1492 In North Norfolk—the employment exchange areas of Hunstanton, Fakenham, Cromer, Aylsham and North Walsham—the numbers unemployed at July, 1968, were 750 and at January, 1969, were 1,200. These numbers are not substantial, though that is not to say that the problem is not important. I readily accept that even a few hundred unemployed represent a serious social problem for a small community.
My hon. Friend has referred to difficulties in communications. I remind him that in reply to a Written Question by my hon. Friend the Member for King's Lynn (Mr. Derek Page) on 19th December, I indicated that expenditure on roads in the East Anglian region had increased sevenfold over the past four years, during which the present Government have been in power, and further increases are estimated to take place in following years.
My hon. Friend also referred to housing. Here I remind him of the advantages that will accrue to the local authorities in regard to the difficult problem of old housing in the area. The enhanced grants available for improvement should provide a great stimulus.
My hon. Friend the Member for King's Lynn referred to the fact that incomes are comparatively low in the region. This is undeniably true. A relatively low wage economy has for a long time been a somewhat unfortunate feature in East Anglia. Latest returns indicate also that there is a sort of inter-regional problem. Norfolk, excluding Norwich, has the lowest income levels of any part of the region, about £940 in 1966–67.

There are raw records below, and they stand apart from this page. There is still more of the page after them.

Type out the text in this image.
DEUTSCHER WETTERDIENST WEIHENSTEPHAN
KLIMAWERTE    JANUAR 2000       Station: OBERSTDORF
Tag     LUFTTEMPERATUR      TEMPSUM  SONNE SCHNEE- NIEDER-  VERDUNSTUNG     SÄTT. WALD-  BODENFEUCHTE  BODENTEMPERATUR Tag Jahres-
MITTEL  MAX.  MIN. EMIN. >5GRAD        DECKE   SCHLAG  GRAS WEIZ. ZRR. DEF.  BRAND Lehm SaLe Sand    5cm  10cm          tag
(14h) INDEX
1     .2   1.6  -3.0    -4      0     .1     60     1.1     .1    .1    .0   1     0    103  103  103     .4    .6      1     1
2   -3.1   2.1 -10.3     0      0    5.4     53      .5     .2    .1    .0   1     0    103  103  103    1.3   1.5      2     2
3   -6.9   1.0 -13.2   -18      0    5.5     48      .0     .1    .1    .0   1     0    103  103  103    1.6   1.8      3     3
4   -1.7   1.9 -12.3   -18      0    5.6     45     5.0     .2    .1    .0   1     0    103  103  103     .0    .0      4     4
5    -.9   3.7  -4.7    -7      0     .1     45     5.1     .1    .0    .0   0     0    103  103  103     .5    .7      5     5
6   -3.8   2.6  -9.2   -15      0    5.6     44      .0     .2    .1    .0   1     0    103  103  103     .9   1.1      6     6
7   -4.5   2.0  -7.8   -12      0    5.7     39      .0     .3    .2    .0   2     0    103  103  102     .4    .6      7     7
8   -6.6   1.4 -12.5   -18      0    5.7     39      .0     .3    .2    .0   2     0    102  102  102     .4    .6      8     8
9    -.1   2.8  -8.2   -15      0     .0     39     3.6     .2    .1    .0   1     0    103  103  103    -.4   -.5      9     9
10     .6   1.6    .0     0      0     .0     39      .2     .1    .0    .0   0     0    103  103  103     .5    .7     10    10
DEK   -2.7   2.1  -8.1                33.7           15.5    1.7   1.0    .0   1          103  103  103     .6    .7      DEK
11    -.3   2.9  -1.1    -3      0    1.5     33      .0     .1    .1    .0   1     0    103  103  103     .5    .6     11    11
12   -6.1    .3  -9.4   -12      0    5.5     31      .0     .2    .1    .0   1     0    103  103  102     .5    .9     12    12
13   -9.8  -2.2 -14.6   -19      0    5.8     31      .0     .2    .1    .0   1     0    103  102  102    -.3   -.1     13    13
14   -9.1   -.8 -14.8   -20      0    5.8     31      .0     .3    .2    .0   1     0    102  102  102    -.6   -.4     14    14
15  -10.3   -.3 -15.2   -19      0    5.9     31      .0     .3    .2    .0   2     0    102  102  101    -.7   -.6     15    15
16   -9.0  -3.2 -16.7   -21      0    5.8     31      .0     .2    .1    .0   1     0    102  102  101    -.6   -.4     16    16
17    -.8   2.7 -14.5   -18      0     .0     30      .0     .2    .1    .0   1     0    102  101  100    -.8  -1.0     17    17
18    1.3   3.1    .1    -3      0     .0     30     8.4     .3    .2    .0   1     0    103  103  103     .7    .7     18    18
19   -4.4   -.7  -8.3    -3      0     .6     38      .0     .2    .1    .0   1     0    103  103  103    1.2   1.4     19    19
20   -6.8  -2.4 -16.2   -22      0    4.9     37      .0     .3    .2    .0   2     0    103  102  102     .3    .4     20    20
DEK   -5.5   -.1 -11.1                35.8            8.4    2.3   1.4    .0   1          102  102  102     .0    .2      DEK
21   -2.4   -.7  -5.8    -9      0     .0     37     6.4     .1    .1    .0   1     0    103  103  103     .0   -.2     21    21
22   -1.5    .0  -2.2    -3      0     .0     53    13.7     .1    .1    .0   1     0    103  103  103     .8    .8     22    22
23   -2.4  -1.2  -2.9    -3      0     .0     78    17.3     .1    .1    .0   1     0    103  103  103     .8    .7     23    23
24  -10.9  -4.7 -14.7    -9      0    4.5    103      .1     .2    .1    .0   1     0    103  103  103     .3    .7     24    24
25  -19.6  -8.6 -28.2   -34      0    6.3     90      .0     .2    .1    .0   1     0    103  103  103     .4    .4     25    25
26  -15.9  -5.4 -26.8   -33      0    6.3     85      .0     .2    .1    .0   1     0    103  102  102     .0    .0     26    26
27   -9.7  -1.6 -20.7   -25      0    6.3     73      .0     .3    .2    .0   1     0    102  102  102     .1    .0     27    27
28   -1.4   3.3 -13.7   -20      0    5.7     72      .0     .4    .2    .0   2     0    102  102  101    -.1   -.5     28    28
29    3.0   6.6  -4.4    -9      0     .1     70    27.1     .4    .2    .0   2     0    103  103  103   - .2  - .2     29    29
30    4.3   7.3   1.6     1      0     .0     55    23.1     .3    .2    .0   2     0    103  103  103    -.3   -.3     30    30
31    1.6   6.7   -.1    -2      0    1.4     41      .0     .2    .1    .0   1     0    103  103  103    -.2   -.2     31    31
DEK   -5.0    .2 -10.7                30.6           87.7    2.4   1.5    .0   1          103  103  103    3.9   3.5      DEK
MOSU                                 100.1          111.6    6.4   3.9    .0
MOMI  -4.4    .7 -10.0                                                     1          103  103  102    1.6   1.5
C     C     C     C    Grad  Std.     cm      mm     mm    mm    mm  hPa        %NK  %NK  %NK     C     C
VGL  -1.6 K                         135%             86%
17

It was to consider the problems of areas such as these that the Government set up the Hunt Committee to examine the situation throughout the country in the intermediate areas. The Planning Council and other authorities in the region have given evidence and put their case to the Hunt Committee. The Government hope to receive the Hunt Committee's Report in the very near future. Only then can we decide, and I assure my hon. Friends that the decisions will be taken as speedily as possible. As to co-ordination between Departments, we are fully apprised of the necessity for speed in relation to the Report. We will then decide whether any changes in existing policy are desirable. 1493 In the meantime, I am assured by my right hon. Friend the President of the Board of Trade that he is following a sympathetic and flexible industrial development certificate policy for the area, where more industry may be needed. In the last three years, no application for an I.D.C. has been refused in North Norfolk. It should, perhaps, be more widely known that most of the industry which has moved into the region in recent years is doing well and expanding.

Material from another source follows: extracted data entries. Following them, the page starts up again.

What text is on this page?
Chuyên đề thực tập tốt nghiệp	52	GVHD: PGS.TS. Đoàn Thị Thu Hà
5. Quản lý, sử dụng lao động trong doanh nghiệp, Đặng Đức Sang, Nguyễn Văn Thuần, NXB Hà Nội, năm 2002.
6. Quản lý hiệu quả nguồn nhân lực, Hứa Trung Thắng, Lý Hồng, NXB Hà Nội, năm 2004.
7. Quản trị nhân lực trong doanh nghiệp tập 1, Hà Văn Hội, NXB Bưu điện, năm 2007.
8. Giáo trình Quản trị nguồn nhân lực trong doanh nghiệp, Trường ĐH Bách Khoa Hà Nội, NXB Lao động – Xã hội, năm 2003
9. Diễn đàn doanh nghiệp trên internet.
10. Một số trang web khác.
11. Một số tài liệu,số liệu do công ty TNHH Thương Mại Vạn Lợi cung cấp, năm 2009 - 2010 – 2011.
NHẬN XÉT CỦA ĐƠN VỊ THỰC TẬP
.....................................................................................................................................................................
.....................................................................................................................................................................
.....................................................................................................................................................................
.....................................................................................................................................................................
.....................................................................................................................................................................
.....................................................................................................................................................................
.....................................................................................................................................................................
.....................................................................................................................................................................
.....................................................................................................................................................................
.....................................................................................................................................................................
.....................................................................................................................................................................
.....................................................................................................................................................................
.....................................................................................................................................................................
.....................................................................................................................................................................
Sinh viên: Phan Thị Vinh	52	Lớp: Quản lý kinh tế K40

The nature of the Government's response and the formal reply to the council's study will be very much influenced by the crystallisation of comments 1494 and reactions in the region. It is not possible at this stage for me to predict what attitude the Government will take to the study as a whole and, clearly, time does not permit me to deal in any greater detail with some of the points which my hon. Friends have quite properly raised tonight. I give my hon. Friends the firm assurance, however, that the fullest possible consideration will be given to the points which they have so ably presented to the House in this all too brief debate.
§ Question put and agreed to.
§ Adjourned accordingly at twenty-one minutes past Eleven o'clock.